We generate display lists for all our static geometry on the fly, as it gets paged into memory (and delete them when it gets purged out). Unfortunately, on later nVIDIA drivers, we’re having problems with hard-but-not-impossible-to-reproduce crashes inside glDeleteLists() so we have to turn it off for certain driver versions.

However, we treat terrain more like animated meshes, and run it through AGP memory, using NV_vertex_array_range (and soon ARB_vertex_buffer_object).

If you create one or a few display lists each frame, it shouldn’t impact your frame rate much at all. Because you can’t compile display lists to disk, you have to get a height field or a geometry mesh from disk at some point. That would be the ideal time to generate LOD, I think – if you compile a display list, the CPU has to touch the entire block anyway, so it’ll be in L2 cache. The extra time hit would be very small.

Anyway, if you get sufficient frame rate without LOD, then no need to work on it. I was just saying that, to get the frame rate up, if it’s NOT sufficient, LOD would be the obvious solution.
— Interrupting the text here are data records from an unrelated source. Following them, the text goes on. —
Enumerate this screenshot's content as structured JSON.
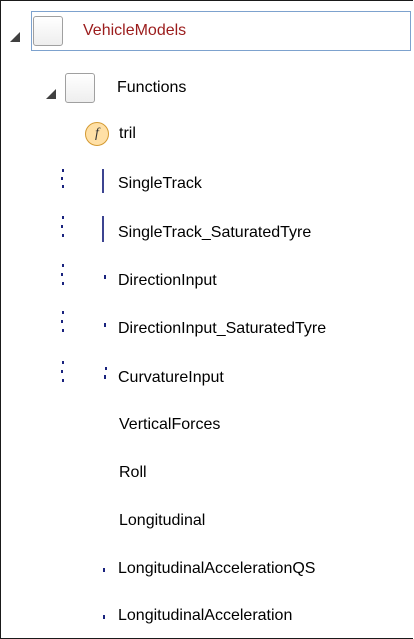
{
  "tree": {
    "root": {
      "label": "VehicleModels"
    },
    "functions": {
      "label": "Functions"
    },
    "items": [
      {
        "label": "tril",
        "icon": "function-icon",
        "icon_text": "f"
      },
      {
        "label": "SingleTrack"
      },
      {
        "label": "SingleTrack_SaturatedTyre"
      },
      {
        "label": "DirectionInput"
      },
      {
        "label": "DirectionInput_SaturatedTyre"
      },
      {
        "label": "CurvatureInput"
      },
      {
        "label": "VerticalForces"
      },
      {
        "label": "Roll"
      },
      {
        "label": "Longitudinal"
      },
      {
        "label": "LongitudinalAccelerationQS"
      },
      {
        "label": "LongitudinalAcceleration"
      }
    ]
  },
  "colors": {
    "root_label": "#9b1c1c",
    "selection_border": "#7da2ce",
    "function_icon_fill": "#ffe0a6",
    "function_icon_border": "#d49a32",
    "glyph_blue": "#1a237e"
  }
}
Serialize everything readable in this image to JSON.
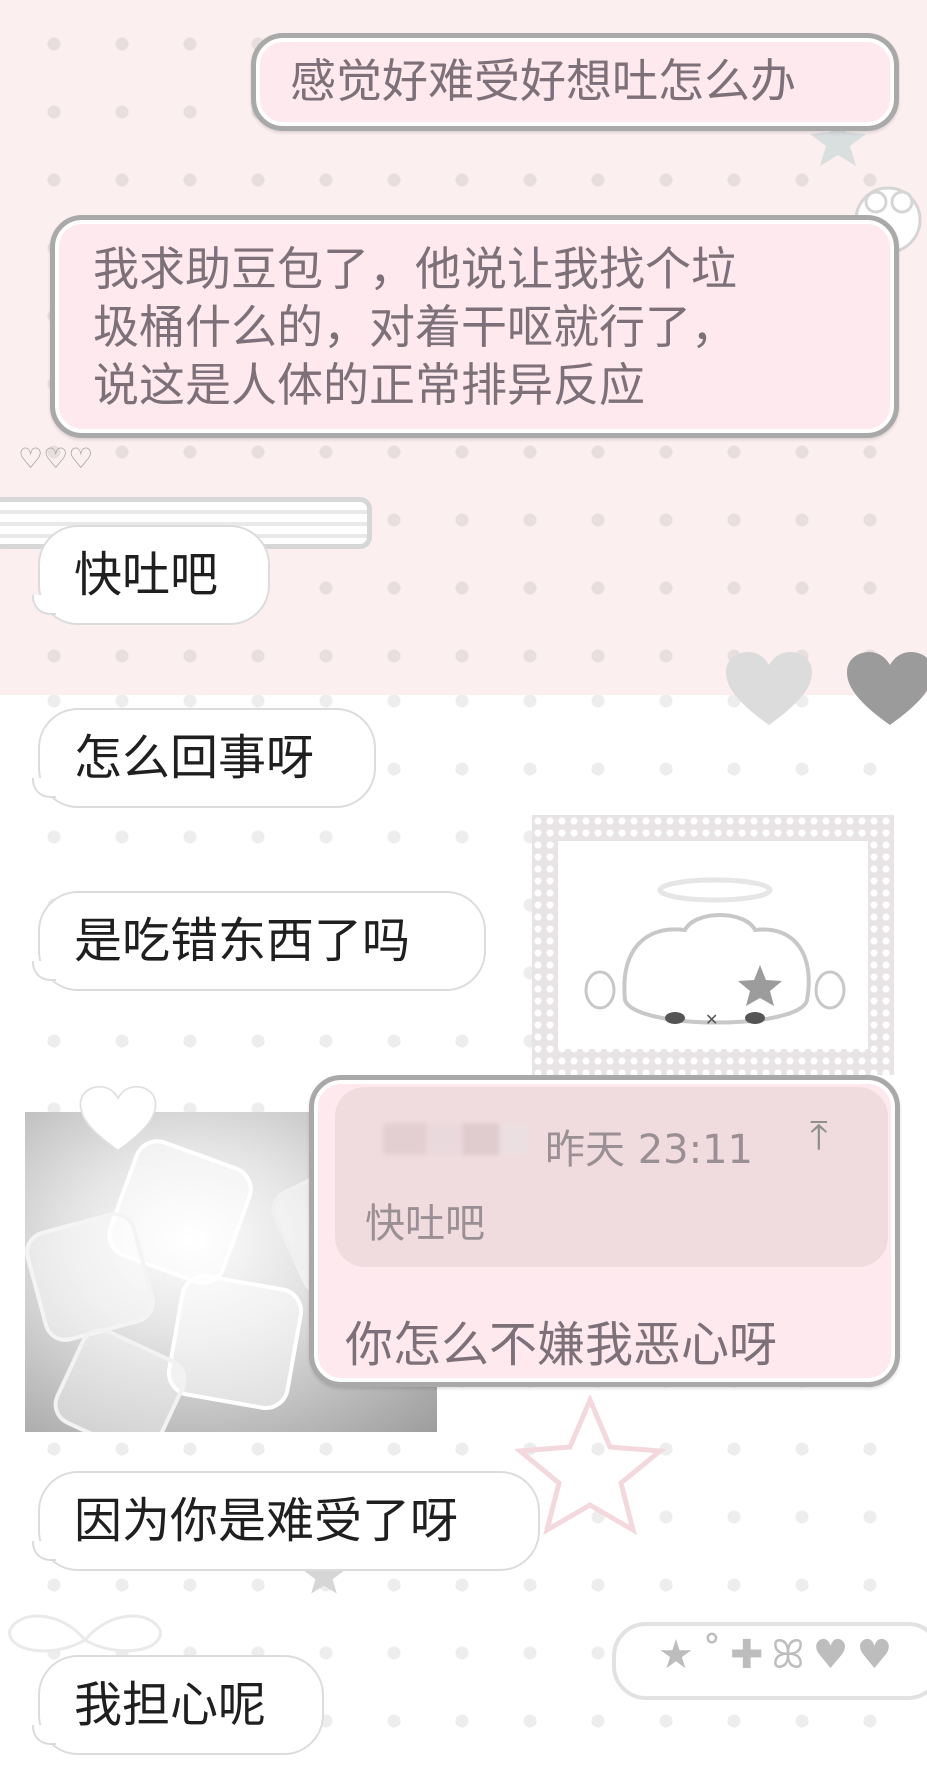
{
  "chat": {
    "messages": [
      {
        "side": "out",
        "text": "感觉好难受好想吐怎么办"
      },
      {
        "side": "out",
        "lines": [
          "我求助豆包了，他说让我找个垃",
          "圾桶什么的，对着干呕就行了，",
          "说这是人体的正常排异反应"
        ]
      },
      {
        "side": "in",
        "text": "快吐吧"
      },
      {
        "side": "in",
        "text": "怎么回事呀"
      },
      {
        "side": "in",
        "text": "是吃错东西了吗"
      },
      {
        "side": "out",
        "reply": {
          "time": "昨天 23:11",
          "quoted": "快吐吧"
        },
        "text": "你怎么不嫌我恶心呀"
      },
      {
        "side": "in",
        "text": "因为你是难受了呀"
      },
      {
        "side": "in",
        "text": "我担心呢"
      }
    ]
  },
  "icons": {
    "hearts_small": "♡♡♡",
    "reply_jump": "⤒",
    "stickers": "★˚✚ꕤ♥♥"
  },
  "colors": {
    "pink_bg": "#fbeff0",
    "bubble_out": "#fde9ee",
    "bubble_border": "#a9a9a9",
    "quote_bg": "#f0dcdf"
  }
}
the frame rate is in fact sufficient, but not “great”. about 30-100 fps on my machine (athlon xp 2000+/gf4 4200). If creating LOD on startup will not cost a lot of time, it is surely the best way to do it then… but i can’t see that using vertex arrays will be relly fast for rendering large amounts of triangles? I tried it and it is MUCH slower than using display lists. I once had thousens of small “grass” quads rendered (the engine supports that as well, althoug it is not really used yet), and reworked it all to use a vertex array instead of immediate rendering, and it got really slower… same with display lists (so my guess, simply to many display lists in the graphics board memory).

Regards
Jan

In general, vertex arrays should be faster, although you’ll need to use glDrawRangeElements() (nVIDIA claims they re-pack the array and do the equivalent of DrawArrays if you use glDrawElements() without using VertexArrayRange()).
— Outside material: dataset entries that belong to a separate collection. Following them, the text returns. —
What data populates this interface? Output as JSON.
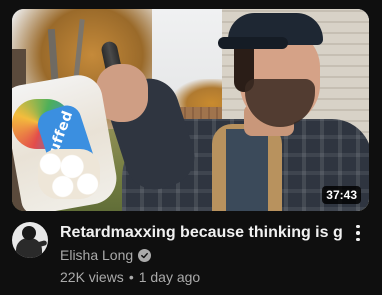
{
  "video": {
    "title": "Retardmaxxing because thinking is gay",
    "duration": "37:43",
    "channel": "Elisha Long",
    "channel_verified": true,
    "views": "22K views",
    "separator": "•",
    "age": "1 day ago",
    "thumbnail_bag_text": "Puffed"
  },
  "icons": {
    "verified": "verified-check-icon",
    "more": "more-vertical-icon"
  },
  "colors": {
    "background": "#0f0f0f",
    "title_text": "#f1f1f1",
    "secondary_text": "#aaaaaa",
    "duration_badge_bg": "#000000"
  }
}
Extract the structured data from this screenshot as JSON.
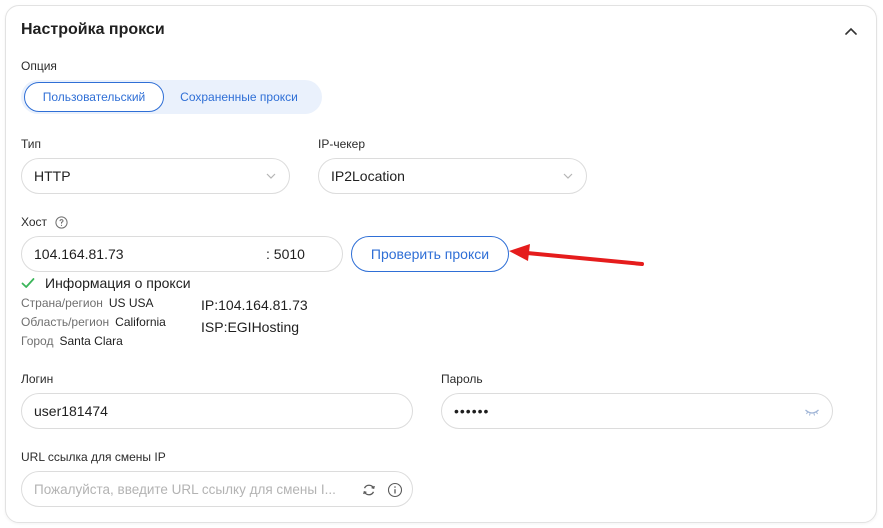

Also, on nVIDIA hardware, establishing and using a VertexArrayRange() makes things MUCH faster, in general.

I recommend you run a profiler such as VTune to figure out where the time is being spent. If you find you spend all your time in some copy-loop in the driver or OpenGL implementation, it’s likely that you’re not tickling the driver in the expected/correct way, and you should find out how the driver wants its data.

If you find that you’re spending all your time in your own program, then you know where to fix it.
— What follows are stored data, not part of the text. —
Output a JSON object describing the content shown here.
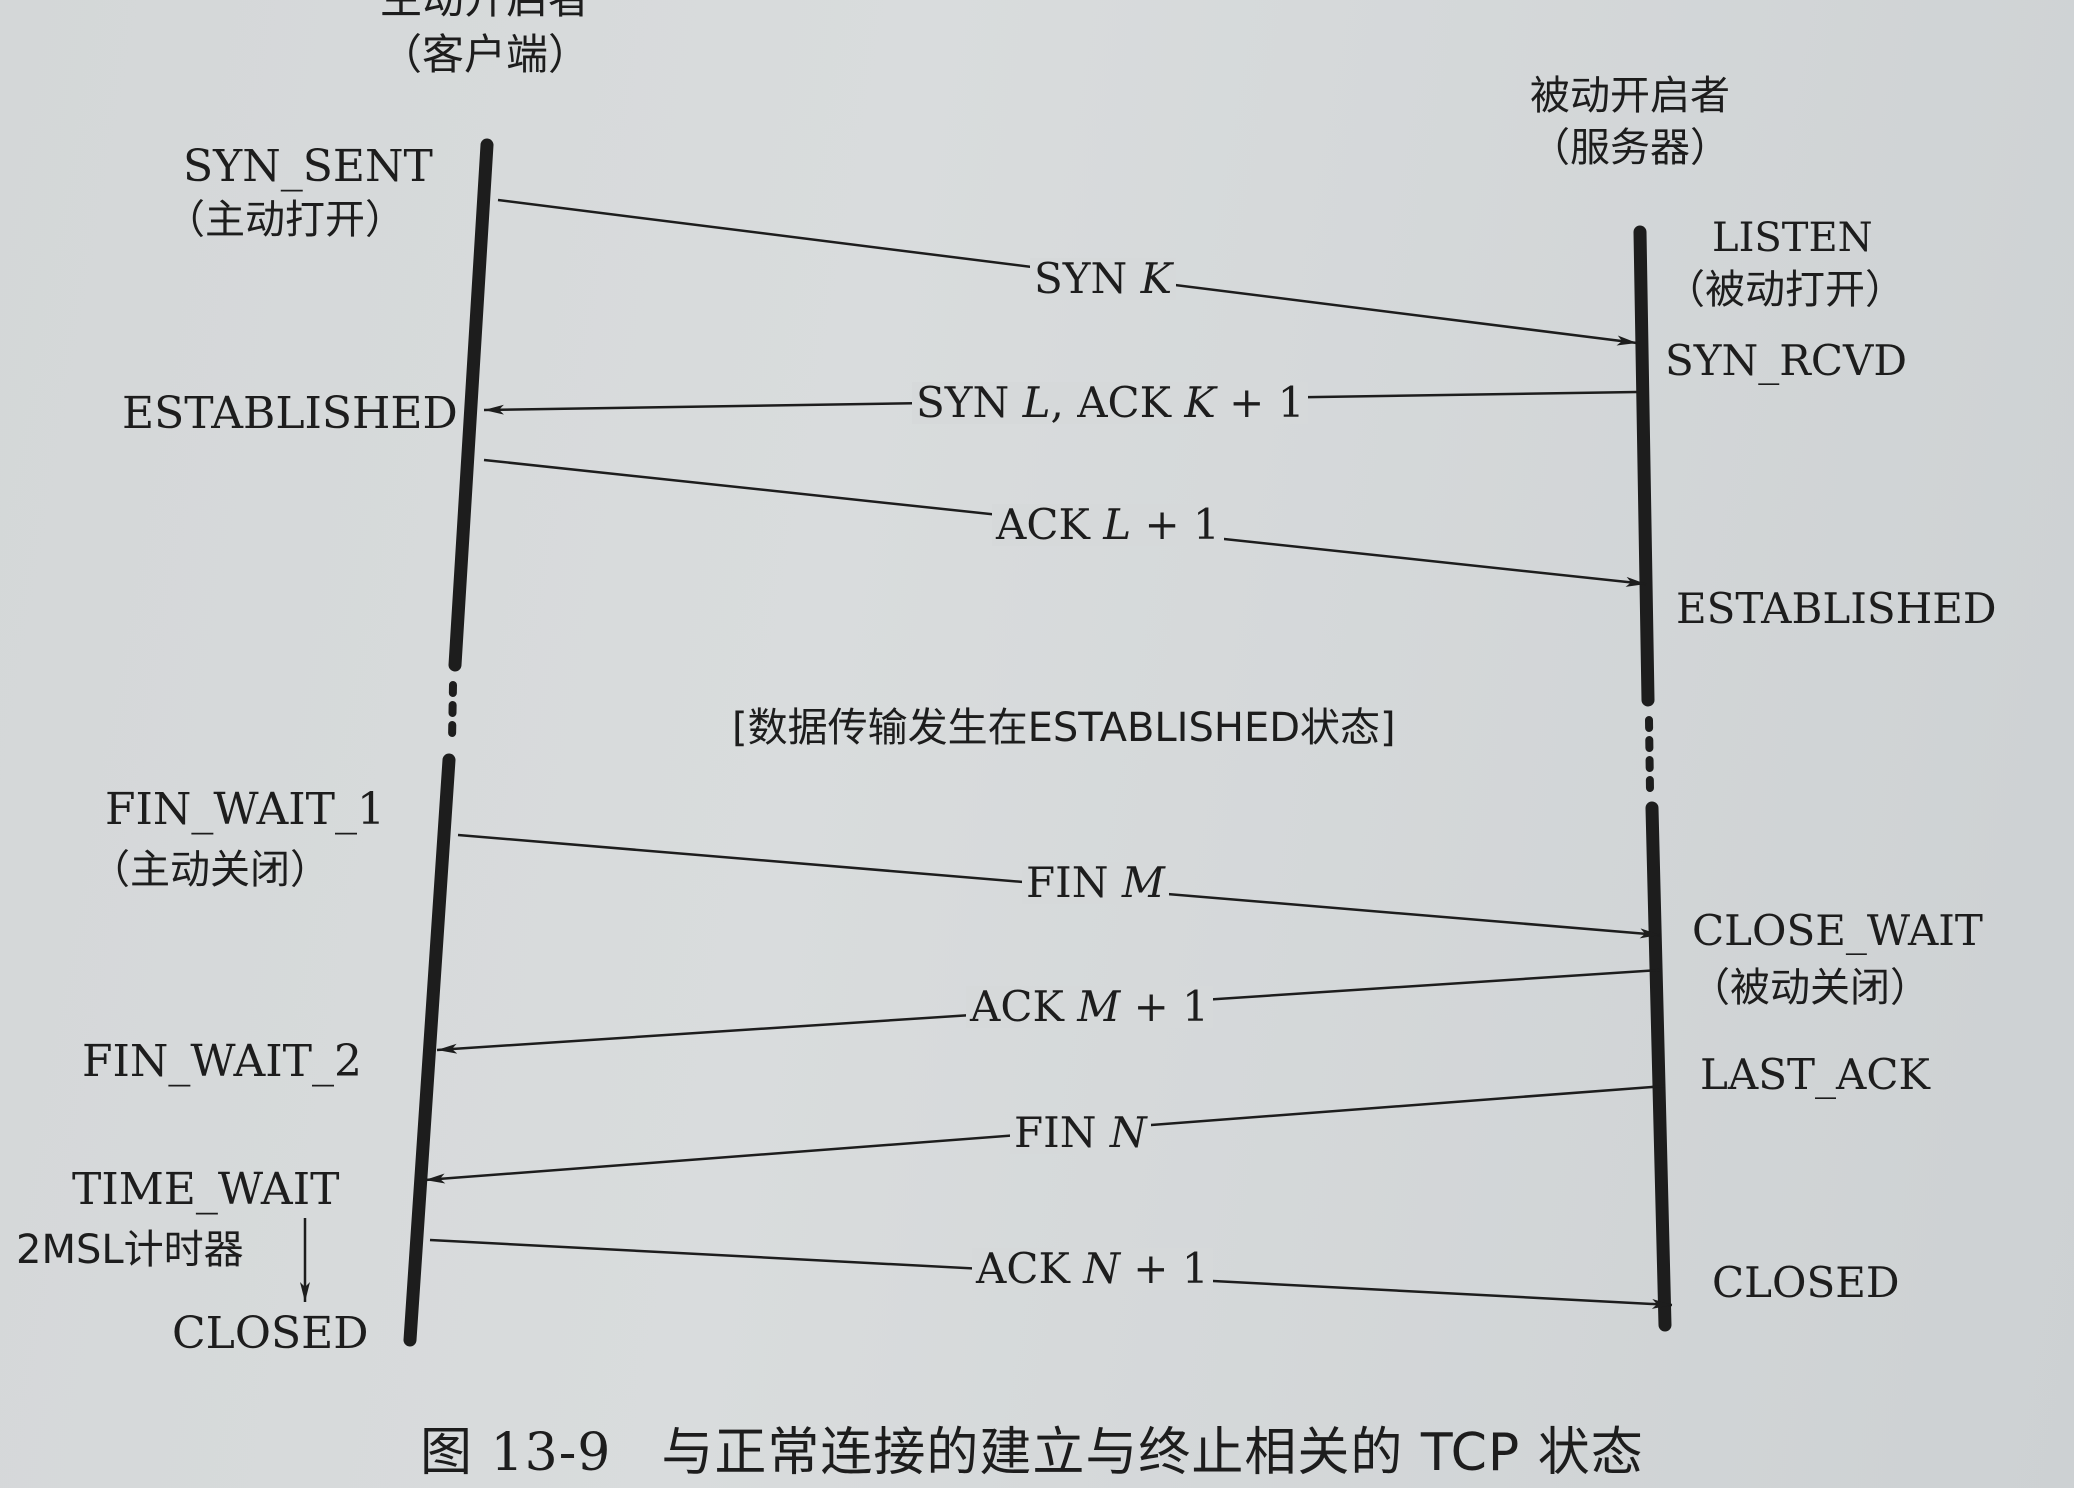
{
  "client": {
    "title_line1": "主动开启者",
    "title_line2": "（客户端）"
  },
  "server": {
    "title_line1": "被动开启者",
    "title_line2": "（服务器）"
  },
  "client_states": {
    "syn_sent": "SYN_SENT",
    "active_open": "（主动打开）",
    "established": "ESTABLISHED",
    "fin_wait_1": "FIN_WAIT_1",
    "active_close": "（主动关闭）",
    "fin_wait_2": "FIN_WAIT_2",
    "time_wait": "TIME_WAIT",
    "timer": "2MSL计时器",
    "closed": "CLOSED"
  },
  "server_states": {
    "listen": "LISTEN",
    "passive_open": "（被动打开）",
    "syn_rcvd": "SYN_RCVD",
    "established": "ESTABLISHED",
    "close_wait": "CLOSE_WAIT",
    "passive_close": "（被动关闭）",
    "last_ack": "LAST_ACK",
    "closed": "CLOSED"
  },
  "messages": {
    "syn_k": {
      "pre": "SYN ",
      "var": "K",
      "post": ""
    },
    "syn_l_ack": {
      "pre": "SYN ",
      "var": "L",
      "mid": ", ACK ",
      "var2": "K",
      "post": " + 1"
    },
    "ack_l": {
      "pre": "ACK ",
      "var": "L",
      "post": " + 1"
    },
    "fin_m": {
      "pre": "FIN ",
      "var": "M",
      "post": ""
    },
    "ack_m": {
      "pre": "ACK ",
      "var": "M",
      "post": " + 1"
    },
    "fin_n": {
      "pre": "FIN ",
      "var": "N",
      "post": ""
    },
    "ack_n": {
      "pre": "ACK ",
      "var": "N",
      "post": " + 1"
    }
  },
  "data_transfer_note": "[数据传输发生在ESTABLISHED状态]",
  "caption": {
    "number": "图 13-9",
    "text": "与正常连接的建立与终止相关的 TCP 状态"
  },
  "colors": {
    "ink": "#1d1d1d",
    "paper": "#d6d9da"
  }
}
If you find that you spend all your time in HAL somewhere, you’re probably fill or transfer/transform bound. Try turning on glCullFace(GL_FRONT_AND_BACK) to determine whether it’s fill or transfer/transform.

What do you mean with vertex array being faster, faster than immediate OpenGL callls oder faster than display lists?

I think I will try them, not for the ground but for other parts, trees and grass, where a large amount of quads have to be rendered… i tried using display lists there, but the app got rather slower (so my guess is that there were really too much display lists). As with using alpha test, they do not have to be depth-sorted, so I think that once sorting them into an array might really be faster. Strange that I did not have this idea yet .

Jan

I have had some strange results with DisplayLists vs Vertex Arryas while rendering a Quadtree-culled terrain heightmap.
Display Lists yield faster ~200fps when rendering a few tiles. But when rendering a large portion of the map they drop to ~40fps.
Vertex Arrays are slower with a few tiles ~130fps. But they render the full map at ~60fps.

hmm. so i guess i can be happy that the app has to render only a small part of the terrain for each frame .

How fine was the segmentation for your tree? each triangle a node? or a static segmentation that gets pushed into the tree structure with each segment becoming a node?

Each leaf contained a 9x9 vertex mesh which had 116 triangles. I haven’t implemented any LOD yet - and the triangles were sent as GL_TRIANGLES in a single glDrawElements call - no strips or fans.

interesting approach… how large ist your terrain at all, and did you find it hard to implement the quad tree? do you think it’s useful?